“I don't write science fiction,” said Ray Bradbury(1920-2012) in one of his many interviews. “I've only done one science fiction book and that's Fahrenheit 451; it’s based on reality,” he continued. The book was given this name because 451 degrees is the temperature at which paper burns. Bradbury started writing in 1937 at the start of a Plan I have been associated with for nearly 60 years.1 He was 13 and he wrote every day for the rest of his life: until the day before yesterday, 5 June 2012.2 For Bradbury science fiction is a depiction of the real. Fantasy is a depiction of the unreal. –Ron Price with thanks to 1Wikipedia, 7 June 2012: the Baha’i teaching plan, and 2 Bradbury chose a burial place at Westwood Village Memorial Park Cemetery in Los Angeles with a headstone that reads "Author of Fahrenheit 451".

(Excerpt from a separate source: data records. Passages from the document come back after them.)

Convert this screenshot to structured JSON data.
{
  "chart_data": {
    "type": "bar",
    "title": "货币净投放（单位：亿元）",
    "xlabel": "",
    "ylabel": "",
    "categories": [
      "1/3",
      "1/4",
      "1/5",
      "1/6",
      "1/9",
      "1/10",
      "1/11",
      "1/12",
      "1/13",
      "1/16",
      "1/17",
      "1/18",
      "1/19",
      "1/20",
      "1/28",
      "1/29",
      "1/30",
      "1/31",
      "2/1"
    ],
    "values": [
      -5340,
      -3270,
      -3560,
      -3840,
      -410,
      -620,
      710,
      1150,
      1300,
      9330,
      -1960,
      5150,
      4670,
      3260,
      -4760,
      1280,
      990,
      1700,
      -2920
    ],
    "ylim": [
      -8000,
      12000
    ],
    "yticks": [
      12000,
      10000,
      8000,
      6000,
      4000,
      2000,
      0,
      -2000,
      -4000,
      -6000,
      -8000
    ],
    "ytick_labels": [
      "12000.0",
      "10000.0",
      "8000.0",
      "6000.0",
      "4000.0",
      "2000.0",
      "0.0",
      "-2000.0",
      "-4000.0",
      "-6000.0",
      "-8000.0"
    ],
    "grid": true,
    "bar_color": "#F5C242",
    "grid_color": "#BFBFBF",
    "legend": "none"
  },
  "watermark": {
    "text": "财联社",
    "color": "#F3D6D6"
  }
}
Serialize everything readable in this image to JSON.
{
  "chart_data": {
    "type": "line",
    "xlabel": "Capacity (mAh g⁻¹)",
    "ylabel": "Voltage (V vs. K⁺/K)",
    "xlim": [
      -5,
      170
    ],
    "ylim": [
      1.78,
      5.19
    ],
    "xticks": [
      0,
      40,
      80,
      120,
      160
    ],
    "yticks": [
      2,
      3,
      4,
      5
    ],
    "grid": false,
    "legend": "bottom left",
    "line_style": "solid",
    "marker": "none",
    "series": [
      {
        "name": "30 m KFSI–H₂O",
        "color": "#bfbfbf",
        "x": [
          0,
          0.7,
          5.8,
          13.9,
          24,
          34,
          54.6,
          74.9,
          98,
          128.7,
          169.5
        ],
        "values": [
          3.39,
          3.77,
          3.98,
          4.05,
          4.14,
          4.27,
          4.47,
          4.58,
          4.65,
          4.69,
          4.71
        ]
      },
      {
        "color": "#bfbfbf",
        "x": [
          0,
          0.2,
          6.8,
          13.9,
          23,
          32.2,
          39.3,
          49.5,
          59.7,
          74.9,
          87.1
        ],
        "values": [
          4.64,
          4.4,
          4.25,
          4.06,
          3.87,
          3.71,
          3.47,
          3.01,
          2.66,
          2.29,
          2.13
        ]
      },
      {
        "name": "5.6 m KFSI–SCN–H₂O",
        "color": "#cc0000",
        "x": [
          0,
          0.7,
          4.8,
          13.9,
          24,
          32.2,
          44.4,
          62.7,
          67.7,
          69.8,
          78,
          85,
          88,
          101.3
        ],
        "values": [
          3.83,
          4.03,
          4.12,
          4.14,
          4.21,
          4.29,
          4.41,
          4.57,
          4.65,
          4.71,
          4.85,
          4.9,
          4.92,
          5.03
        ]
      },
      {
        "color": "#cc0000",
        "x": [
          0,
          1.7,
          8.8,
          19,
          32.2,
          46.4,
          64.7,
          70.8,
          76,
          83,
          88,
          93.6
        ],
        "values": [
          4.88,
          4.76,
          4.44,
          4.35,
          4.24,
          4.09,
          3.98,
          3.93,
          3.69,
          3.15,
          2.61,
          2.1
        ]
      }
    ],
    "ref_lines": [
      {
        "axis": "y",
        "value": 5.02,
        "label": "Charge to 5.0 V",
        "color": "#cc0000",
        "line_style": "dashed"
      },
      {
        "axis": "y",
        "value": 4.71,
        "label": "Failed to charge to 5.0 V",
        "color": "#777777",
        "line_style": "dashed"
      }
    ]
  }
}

You brought sci-fi into the mainstream
by writing lyrically & evocatively about
the lands of the imagination,1 but my life
of reading took me in different directions.
Your mind was ignited by reading-fever at
the age of 8; my fevers were of the body in
sport, playing, fun and games. It would be
years before my mind was ignited: my late
teens and twenties turned my imagination
loose, but not in the direction of sci-fi…..
Mine was the slow working, by sensible and
insensible degrees, of my intellect in the wide
fields of the social sciences and humanities. As
the years went on the biological, & the physical-
applied sciences kept my mind on heat…...We
occupied such different landscapes you and I,
Ray. I wish you well now that you occupy that
land of the undiscovered country from which no
man returns, a whole new world for you & your
imagination, Ray. Go to it with that same fever!!
1 Bradbury is credited with writing 27 novels and over 600 short stories. More than eight million copies of his works, published in over 36 languages, have been sold around the world. Gerald Jonas, "Ray Bradbury, Master of Science Fiction, Dies at 91," The New York Times, 6 June 2012.